Soon, however, the real estate market bottomed out. Few, if any, outward signs materialized of big-box retailers wanting to locate there, or of homes and business space getting built.
City leaders watched in frustration as more than 100 acres of developable land sat mostly dormant.
At least that's how it looked from the outside.
OliverMcMillan of San Diego reported sinking more than $25 million into the Everett Riverfront property before unloading it last month to Bellevue home builder Polygon Northwest.
The sale price was a little over $18 million. That's roughly $10 million more than OliverMcMillan paid Everett for the property back in 2008.
Despite selling the land for more than double what it paid, Oliver McMillan claims to have lost more than $7 million on the venture.
Neither developer returned calls Monday seeking comment.
Polygon, the new owner, already has started bringing in fill dirt to raise the southern portion of the property, Everett public works director Dave Davis said. Roads and other construction prep should begin next spring, with homes to follow.
"We're all excited about it," Davis said. "It's nice to have Polygon on board. They're putting a lot of effort in it."
The value of land in Everett has dropped significantly since the city sold the property. The Snohomish County Assessor reported an approximately 6.5 percent drop in the average value of commercial properties in Everett from tax year 2008 to 2013, while residential properties in Everett dropped by 37.6 percent during that period.
When the Everett City Council approved the sale between the developers in May, it sought assurances that one owner wouldn't just flip the property at a profit. The move was to ensure that the property owner had acted in good faith, given that tens of millions of public dollars have been invested in environmental cleanup and infrastructure.
"I did feel that this was a good deal from that standpoint, that the public interests would be protected with regards to the cleanup, and with regard to public access to the riverfront," City Councilman Paul Roberts said.
The expenses OliverMcMillan reported to the city include: about $3.4 million for "capitalized general and administrative costs"; $3.1 million for "developer's fees"; $2.8 million for architecture and engineering; $2.7 million for consultants; and $1.8 million for "capitalized interest."
A significant amount of that money went toward clearing complex regulatory hurdles for the project, namely obtaining an environmental impact statement and a shoreline permit.
City Councilwoman Brenda Stonecipher, a certified public accountant, said OliverMcMillan clearly complied with the cost covenant, but the information the others in the city asked the developer to supply was too vague.
Ideally, she said, the covenant should only have allowed the developer to list costs, such as the environmental permits, that increase the value of the land.
"The new property owner isn't going to buy something to pay off your loan fees," she said.

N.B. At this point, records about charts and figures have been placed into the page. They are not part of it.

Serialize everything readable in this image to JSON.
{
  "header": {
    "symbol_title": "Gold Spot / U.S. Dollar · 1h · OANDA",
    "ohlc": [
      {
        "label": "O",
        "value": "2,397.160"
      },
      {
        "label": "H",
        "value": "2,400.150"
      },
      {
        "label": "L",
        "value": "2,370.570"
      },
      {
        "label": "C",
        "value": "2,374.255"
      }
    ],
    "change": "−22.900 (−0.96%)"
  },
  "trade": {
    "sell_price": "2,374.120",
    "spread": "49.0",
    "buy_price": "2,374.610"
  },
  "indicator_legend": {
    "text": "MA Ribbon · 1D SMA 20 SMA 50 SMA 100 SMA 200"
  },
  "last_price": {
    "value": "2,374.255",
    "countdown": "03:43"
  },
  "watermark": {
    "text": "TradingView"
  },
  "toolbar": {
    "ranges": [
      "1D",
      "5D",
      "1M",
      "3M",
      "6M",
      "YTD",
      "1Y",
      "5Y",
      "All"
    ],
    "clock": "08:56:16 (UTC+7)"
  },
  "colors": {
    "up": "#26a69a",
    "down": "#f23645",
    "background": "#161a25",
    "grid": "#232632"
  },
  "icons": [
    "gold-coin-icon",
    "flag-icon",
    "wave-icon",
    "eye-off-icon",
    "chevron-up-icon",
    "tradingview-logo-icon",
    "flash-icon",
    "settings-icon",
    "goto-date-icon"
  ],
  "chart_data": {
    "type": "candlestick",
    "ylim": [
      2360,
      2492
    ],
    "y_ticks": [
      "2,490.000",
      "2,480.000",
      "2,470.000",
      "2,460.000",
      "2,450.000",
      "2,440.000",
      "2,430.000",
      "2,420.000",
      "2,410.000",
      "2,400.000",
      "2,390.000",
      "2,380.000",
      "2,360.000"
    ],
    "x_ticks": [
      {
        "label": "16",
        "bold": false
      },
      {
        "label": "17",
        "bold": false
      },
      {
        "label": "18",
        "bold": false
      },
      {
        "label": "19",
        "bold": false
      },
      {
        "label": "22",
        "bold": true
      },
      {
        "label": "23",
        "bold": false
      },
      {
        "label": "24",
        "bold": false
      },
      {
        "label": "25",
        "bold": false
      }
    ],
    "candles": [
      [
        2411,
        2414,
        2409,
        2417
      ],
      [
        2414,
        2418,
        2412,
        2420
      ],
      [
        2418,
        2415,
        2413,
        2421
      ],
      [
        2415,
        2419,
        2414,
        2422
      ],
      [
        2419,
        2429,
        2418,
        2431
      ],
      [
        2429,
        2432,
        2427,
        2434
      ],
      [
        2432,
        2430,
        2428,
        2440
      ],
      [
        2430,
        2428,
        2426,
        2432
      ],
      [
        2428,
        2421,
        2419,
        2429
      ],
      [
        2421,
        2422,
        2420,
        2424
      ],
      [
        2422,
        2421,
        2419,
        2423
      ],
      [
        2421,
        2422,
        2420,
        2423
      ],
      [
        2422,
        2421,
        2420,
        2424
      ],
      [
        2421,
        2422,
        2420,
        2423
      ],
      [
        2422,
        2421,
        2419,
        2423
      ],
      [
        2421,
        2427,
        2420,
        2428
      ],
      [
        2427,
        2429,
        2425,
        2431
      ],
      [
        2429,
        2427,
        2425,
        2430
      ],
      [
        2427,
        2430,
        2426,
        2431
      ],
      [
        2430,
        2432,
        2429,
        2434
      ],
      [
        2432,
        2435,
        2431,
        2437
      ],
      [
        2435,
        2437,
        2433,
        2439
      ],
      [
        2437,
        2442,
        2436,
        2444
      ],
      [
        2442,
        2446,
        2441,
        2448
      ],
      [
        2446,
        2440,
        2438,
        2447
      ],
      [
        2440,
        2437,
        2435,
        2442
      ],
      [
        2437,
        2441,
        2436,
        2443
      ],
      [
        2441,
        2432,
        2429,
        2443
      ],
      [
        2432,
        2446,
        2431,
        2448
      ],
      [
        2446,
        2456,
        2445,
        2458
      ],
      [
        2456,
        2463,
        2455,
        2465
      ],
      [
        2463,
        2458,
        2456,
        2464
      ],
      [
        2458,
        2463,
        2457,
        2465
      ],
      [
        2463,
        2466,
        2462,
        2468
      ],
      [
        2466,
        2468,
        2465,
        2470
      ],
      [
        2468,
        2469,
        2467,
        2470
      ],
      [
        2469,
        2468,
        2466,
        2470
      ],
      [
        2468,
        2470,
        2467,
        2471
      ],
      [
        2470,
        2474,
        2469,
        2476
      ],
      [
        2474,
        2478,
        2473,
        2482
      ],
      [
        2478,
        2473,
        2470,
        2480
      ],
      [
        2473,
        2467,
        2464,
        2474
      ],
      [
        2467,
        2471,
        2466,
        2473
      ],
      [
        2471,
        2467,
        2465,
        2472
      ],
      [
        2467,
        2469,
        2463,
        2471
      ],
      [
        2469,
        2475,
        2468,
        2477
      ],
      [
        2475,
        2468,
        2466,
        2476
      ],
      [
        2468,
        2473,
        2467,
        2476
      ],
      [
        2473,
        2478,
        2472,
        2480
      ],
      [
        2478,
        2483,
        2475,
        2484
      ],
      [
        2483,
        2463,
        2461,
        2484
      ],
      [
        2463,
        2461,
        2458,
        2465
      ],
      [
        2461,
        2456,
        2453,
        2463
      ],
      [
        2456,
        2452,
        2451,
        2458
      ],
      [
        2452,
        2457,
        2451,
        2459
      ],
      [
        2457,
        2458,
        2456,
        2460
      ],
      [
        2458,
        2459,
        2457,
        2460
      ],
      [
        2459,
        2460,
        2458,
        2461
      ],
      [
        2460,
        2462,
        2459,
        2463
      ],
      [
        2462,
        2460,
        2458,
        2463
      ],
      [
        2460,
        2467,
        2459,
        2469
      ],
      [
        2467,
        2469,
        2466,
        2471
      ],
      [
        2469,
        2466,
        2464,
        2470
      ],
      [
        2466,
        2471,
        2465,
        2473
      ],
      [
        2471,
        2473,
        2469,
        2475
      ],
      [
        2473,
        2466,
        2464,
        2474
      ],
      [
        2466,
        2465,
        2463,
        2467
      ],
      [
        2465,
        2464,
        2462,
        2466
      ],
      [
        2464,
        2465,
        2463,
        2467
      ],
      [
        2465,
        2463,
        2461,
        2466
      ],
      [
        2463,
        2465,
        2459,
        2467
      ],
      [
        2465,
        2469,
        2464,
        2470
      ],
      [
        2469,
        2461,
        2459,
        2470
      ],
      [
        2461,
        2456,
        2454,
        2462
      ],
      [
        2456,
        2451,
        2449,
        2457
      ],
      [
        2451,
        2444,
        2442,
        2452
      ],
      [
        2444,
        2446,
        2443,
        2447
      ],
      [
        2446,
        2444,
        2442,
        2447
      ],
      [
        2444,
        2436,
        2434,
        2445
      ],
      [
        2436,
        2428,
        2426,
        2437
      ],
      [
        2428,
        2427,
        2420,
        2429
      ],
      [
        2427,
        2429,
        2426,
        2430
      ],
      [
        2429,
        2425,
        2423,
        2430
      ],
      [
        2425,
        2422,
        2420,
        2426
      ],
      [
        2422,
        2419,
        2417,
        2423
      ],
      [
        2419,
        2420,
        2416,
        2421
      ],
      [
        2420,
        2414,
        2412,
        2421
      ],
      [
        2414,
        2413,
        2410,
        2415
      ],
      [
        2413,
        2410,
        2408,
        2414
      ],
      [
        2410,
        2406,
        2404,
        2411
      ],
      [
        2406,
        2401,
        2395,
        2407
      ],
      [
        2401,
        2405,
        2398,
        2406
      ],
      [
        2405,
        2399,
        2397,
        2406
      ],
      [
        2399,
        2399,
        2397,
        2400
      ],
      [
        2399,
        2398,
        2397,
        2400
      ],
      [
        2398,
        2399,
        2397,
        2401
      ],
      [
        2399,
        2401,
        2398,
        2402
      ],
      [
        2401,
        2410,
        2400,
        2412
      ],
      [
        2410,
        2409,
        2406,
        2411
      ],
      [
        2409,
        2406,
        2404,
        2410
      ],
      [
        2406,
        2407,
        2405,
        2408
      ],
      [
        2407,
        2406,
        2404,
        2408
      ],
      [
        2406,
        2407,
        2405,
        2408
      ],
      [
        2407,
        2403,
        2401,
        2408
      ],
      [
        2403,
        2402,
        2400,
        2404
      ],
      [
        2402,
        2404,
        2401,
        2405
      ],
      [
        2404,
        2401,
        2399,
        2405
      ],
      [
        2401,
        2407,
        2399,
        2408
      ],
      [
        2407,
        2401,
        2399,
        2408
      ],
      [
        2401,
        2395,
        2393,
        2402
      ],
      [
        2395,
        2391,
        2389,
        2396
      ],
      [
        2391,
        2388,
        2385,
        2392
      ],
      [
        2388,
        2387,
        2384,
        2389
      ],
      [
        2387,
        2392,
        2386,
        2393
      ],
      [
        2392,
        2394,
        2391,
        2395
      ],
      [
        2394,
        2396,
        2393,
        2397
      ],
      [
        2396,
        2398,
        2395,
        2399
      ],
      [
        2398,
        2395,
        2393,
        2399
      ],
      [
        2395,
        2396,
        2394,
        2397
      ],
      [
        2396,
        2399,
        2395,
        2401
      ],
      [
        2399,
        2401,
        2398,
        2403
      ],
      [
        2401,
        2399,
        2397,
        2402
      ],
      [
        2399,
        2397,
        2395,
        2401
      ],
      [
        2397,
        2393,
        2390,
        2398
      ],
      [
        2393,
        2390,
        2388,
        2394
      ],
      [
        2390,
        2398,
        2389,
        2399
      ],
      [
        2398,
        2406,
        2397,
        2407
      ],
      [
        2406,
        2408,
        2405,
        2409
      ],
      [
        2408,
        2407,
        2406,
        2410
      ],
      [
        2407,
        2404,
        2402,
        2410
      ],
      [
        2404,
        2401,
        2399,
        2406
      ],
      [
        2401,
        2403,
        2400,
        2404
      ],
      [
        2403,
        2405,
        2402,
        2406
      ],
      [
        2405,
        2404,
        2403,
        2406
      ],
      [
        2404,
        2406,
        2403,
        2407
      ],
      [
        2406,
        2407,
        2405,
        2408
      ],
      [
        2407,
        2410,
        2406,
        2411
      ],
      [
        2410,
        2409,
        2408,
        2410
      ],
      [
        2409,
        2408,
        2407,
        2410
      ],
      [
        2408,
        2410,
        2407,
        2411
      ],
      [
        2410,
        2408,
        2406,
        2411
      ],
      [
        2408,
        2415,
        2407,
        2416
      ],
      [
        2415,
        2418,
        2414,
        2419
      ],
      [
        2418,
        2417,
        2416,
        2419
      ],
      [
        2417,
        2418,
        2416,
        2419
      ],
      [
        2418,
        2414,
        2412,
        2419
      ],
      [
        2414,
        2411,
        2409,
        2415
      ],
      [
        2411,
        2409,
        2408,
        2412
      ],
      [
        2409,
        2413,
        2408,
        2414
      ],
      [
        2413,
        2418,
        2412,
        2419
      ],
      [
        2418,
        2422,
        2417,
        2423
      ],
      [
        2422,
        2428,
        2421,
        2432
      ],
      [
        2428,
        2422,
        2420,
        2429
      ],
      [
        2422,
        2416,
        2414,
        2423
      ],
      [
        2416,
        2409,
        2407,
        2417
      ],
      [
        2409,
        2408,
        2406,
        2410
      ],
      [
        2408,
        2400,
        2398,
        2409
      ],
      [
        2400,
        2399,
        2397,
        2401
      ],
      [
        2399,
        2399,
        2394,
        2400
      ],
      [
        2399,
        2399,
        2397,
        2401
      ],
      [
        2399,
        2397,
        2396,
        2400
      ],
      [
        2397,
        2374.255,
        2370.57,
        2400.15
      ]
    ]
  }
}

This spring, Stonecipher was the only council member who voted against approving the sale of the Riverfront property. She wanted more assurances about the quality of housing to be built, among other aspects of the development.
"I hope that Polygon proves me wrong and that it ends up being beautiful," she said.
By the time work is finished, an estimated $80 million in tax dollars likely will have gone into the site.
Work completed so far included preparing the landfill cap at the old city dump where the Everett Tire Fire broke out in 1984. Infrastructure improvements also were made in anticipation of the development. They include the I-5 overpass at 41st Street, a new roundabout on the south portion of the property and an access road from Pacific Avenue. More work has gone toward preserving wetland habitat and controlling water runoff from developed areas uphill from the riverbank.
Polygon, like OliverMcMillan before it, must comply with a series of benchmarks intended to ensure that taxpayers get a good return on all of the public money invested there. The company must build at least 400,000 square feet of retail space on the former landfill site by mid 2017. By that same deadline, the builder also must construct small shops and at least 100 homes or hotel rooms.
The Riverfront area includes more than 200 acres of former industrial land. About half of the area can be developed. The area also includes areas set aside for wildlife and wetlands.
City leaders specifically wanted to steer commercial development to the area to increase Everett's tax base.
The area stretches along the Snohomish River from Lowell north to Pacific Avenue. The largest part is the former city landfill, which covers about 60 acres. South of the landfill property lies the 40-acre site of the former Simpson Paper Co. mill, to the north the 17-acre site of the former Eclipse Mill. At total buildout, zoning there allows up to 1,400 homes plus nearly a million square feet of commercial space.